Thursday, March 13, 2008

Wow!

You know that point where you have held in so much that the tiniest thing pushes you over the edge? Well, that happened to me on Wednesday. I had no idea it was coming; I didn't even know I was that stressed!

Well here's the story: I had to get my birth certificate sent to me from my Dad (he has it in a safe at my home) so my work could see it to prove I'm not illegal. Yeah, because I look illegal right? So I tried to ask him to send it over night because the lady wanted it in 2 days or she would fire me. He said it would cost over 16 dollars so I told him to fax it to me and see what would happen. I picked it up at the Info desk, laughed at my misspelled name, and went home. The next day, I brought in the copy to show the HR lady and the second she saw it she said it wouldn't work and she needed the original. Little did she know, I had spoken with Human Resources who said they should have been able to accept a copy (I found that they were wrong). When I tried to explain this to her I immediately started crying! I couldn't stop it because I had no idea it was coming, It's like standing peacefully on a beach when the Tsunami comes. I realized after the HR lady asked if I was ok that there were a lot of things wrong. I just hadn't sat myself down and really considered everything I was dealing with.

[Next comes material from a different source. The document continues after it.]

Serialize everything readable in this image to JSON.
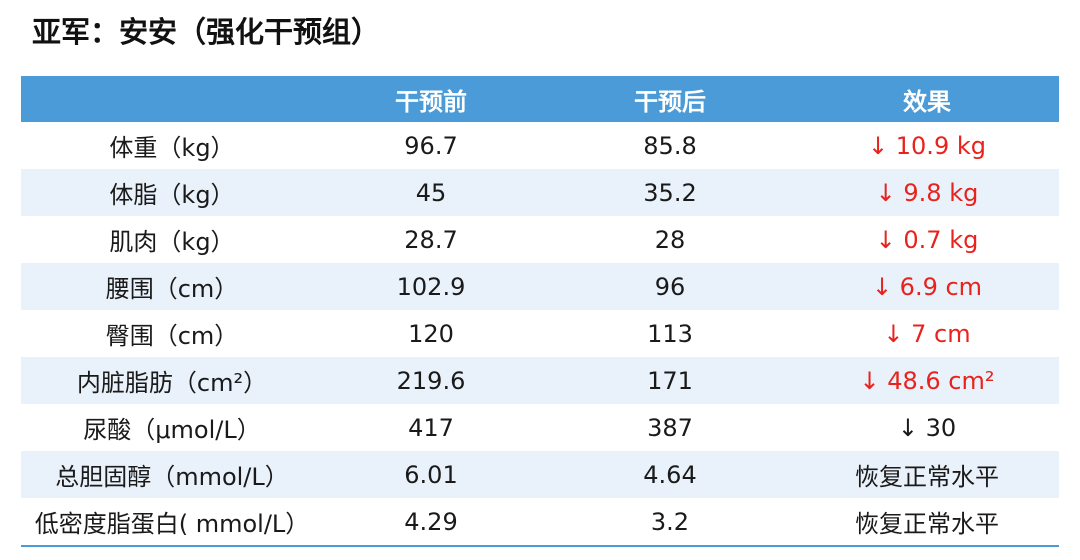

If I Start lesser to greater:
1) I have been having very very bad migraines that are literally making me throw up from the nausea they cause. I have missed a day and a half of work because of this. I think that's a little serious in itself, but alas, it's on the bottom.
2) All of my friends have moved on from me. This was a natural reaction to the serious relationship I was in, but it just wasn't the best thing when I needed to come back. As much as I understand why we aren't as close of friends anymore, it's still hard to accept that I am such a different person and that I need to organize my new life.
3) My dearest and longest friend is moving to Guatemala and I won't see her for a year.
4) My best friend is moving far away from me and I'm afraid I won't see him and I have been getting very upset lately every time I realize that he won't be in the same ward anymore.
5) I might have a disease that could make me really reconsider some things in life. I am very afraid of the tests. I need resolution on this issue at least to where I know how to fix it.
6) I need to find a place to live where I will be living with people I don't know in a ward full of people I have never met in my life.
7) My family. Enough said.
8) There is one main thing though. Unfortunately for everyone reading, I have chosen not to share this most important yet most stressful part of my life. I have approximated that it causes about 65% of my stress. If you can believe anything could be more stressful than the aforementioned things.

2 comments:

Becca said...

:(

BUT

someday,

:)

Rica said...

Life gets better, and stress moves around. Things will be all right in the end Janae.

Just look at your birth certificate and its misspellings and laugh. =)

apbsjstv (that's my word verification code. Try saying it. It may make you laugh again.)